Masters Theses

Date of Award

12-2020

Degree Type

Thesis

Degree Name

Master of Science

Major

Nuclear Engineering

Major Professor

Nicholas R. Brown

Abstract

Modular High Temperature Gas-Cooled Reactors (mHTGRs) have numerous applications other than electricity production and exhibit strong safety characteristics, but have challenges associated with the design. Graphite, primarily used as moderator material within an mHTGR, exhibits unfavorable material changes under irradiation and contributes to the low power density of an mHTGR. These issues have led to the investigation and development of alternative moderators to be utilized in mHTGRs, including beryllium- and hydride-based concepts with compositions selected for favorable moderating power and the potential for an improved in-service lifetime as compared to graphite.
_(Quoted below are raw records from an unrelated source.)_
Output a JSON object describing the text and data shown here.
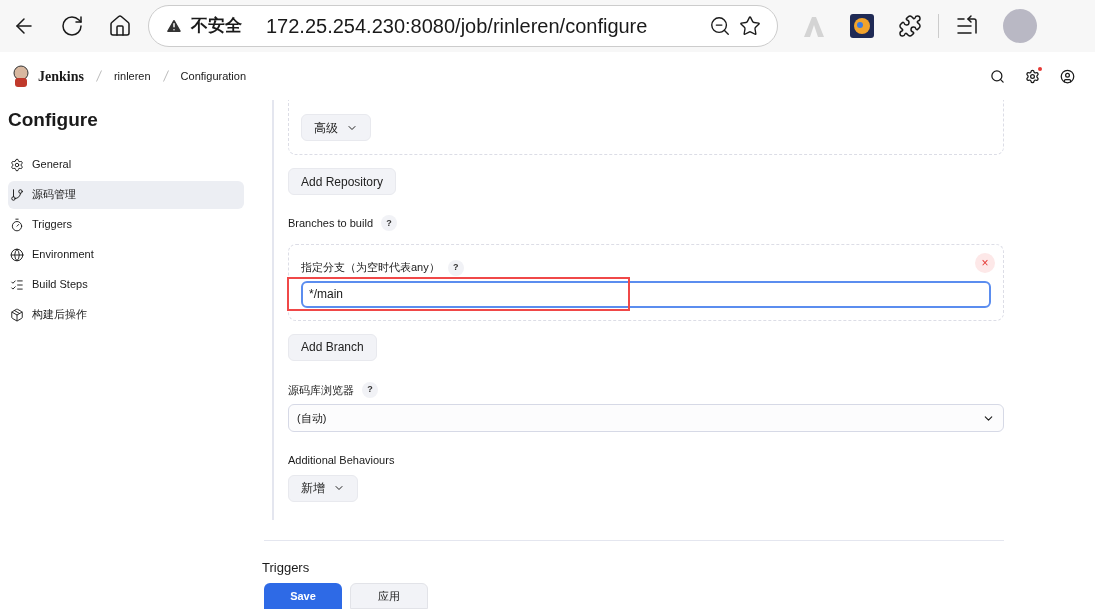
{
  "browser": {
    "security_label": "不安全",
    "url": "172.25.254.230:8080/job/rinleren/configure"
  },
  "header": {
    "brand": "Jenkins",
    "breadcrumbs": [
      "rinleren",
      "Configuration"
    ],
    "settings_alert": true
  },
  "sidebar": {
    "title": "Configure",
    "items": [
      {
        "label": "General",
        "kind": "gear",
        "selected": false
      },
      {
        "label": "源码管理",
        "kind": "branch",
        "selected": true
      },
      {
        "label": "Triggers",
        "kind": "timer",
        "selected": false
      },
      {
        "label": "Environment",
        "kind": "globe",
        "selected": false
      },
      {
        "label": "Build Steps",
        "kind": "list",
        "selected": false
      },
      {
        "label": "构建后操作",
        "kind": "box",
        "selected": false
      }
    ]
  },
  "content": {
    "advanced_button": "高级",
    "add_repository_button": "Add Repository",
    "branches_label": "Branches to build",
    "help": "?",
    "branch": {
      "label": "指定分支（为空时代表any）",
      "value": "*/main",
      "remove": "×"
    },
    "add_branch_button": "Add Branch",
    "browser_label": "源码库浏览器",
    "browser_select": "(自动)",
    "behaviours_label": "Additional Behaviours",
    "add_button": "新增",
    "next_section": "Triggers"
  },
  "footer": {
    "save": "Save",
    "apply": "应用"
  }
}
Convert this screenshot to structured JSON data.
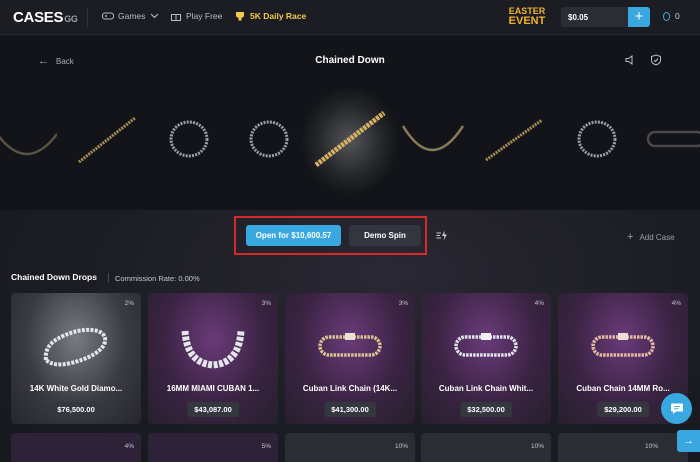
{
  "nav": {
    "logo_main": "CASES",
    "logo_suffix": "GG",
    "games_label": "Games",
    "playfree_label": "Play Free",
    "race_label": "5K Daily Race",
    "easter_line1": "EASTER",
    "easter_line2": "EVENT",
    "balance": "$0.05",
    "plus_label": "+",
    "coins": "0"
  },
  "case": {
    "back_label": "Back",
    "title": "Chained Down"
  },
  "controls": {
    "open_label": "Open for $10,600.57",
    "demo_label": "Demo Spin",
    "add_case_label": "Add Case"
  },
  "drops": {
    "title": "Chained Down Drops",
    "commission": "Commission Rate: 0.00%",
    "items": [
      {
        "name": "14K White Gold Diamo...",
        "price": "$76,500.00",
        "pct": "2%"
      },
      {
        "name": "16MM MIAMI CUBAN 1...",
        "price": "$43,087.00",
        "pct": "3%"
      },
      {
        "name": "Cuban Link Chain (14K...",
        "price": "$41,300.00",
        "pct": "3%"
      },
      {
        "name": "Cuban Link Chain Whit...",
        "price": "$32,500.00",
        "pct": "4%"
      },
      {
        "name": "Cuban Chain 14MM Ro...",
        "price": "$29,200.00",
        "pct": "4%"
      }
    ],
    "row2_pcts": [
      "4%",
      "5%",
      "10%",
      "10%",
      "10%"
    ]
  },
  "colors": {
    "accent": "#3aa8e0",
    "gold": "#f2c94c",
    "highlight": "#d32b2b"
  }
}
The proposed moderators are fabricated as two-phase composites with magnesium oxide, MgO, as the radiation-stable host matrix and beryllium metal, Be, beryllium oxide, BeO, or zirconium hydride, ZrHx=1 as the entrained moderating phase. Here, the reactor performance and safety characteristics of these moderator concepts are evaluated relative to a graphite reference using a Ft. Saint Vrain-style fuel block. The cycle length, discharge burnup, natural resource utilization, neutron flux spectra, moderating power, moderating ratio, critical size, moderator and fuel temperature feedback, fuel cycle cost, spent nuclear fuel and high-level waste radioactivity per unit energy generated, and environmental impact per unit energy generated are assessed. These advanced moderators are also assessed from a reactor safety standpoint for Design Basis Accidents (DBAs) including Pressurized Loss of Forced Cooling and Depressurized Loss of Forced Cooling accidents for a 350-megawatt thermal prismatic-type mHTGR. Preliminary calculations of microcore neutronics and safety performance is demonstrated to illustrate a framework for designing a microcore.

The results demonstrate that the advanced moderators have the potential for comparable or enhanced cycle performance to that of the graphite reference case with significantly improved performance for an optimized moderator-to-fuel ratio design. The full core thermal-hydraulic analysis of DBAs shows that the high volumetric heat capacity of the beryllium-based moderator grants them a greater margin to fuel failure in these analyses than a conventional graphite-moderated system, but the lower thermal conductivity of the beryllium-based moderators leads to longer times at elevated temperatures. Microcore neutronics calculations show the effectiveness that the advanced moderators have on cycle length and safety evaluation of the design shows comparable performance to that of graphite.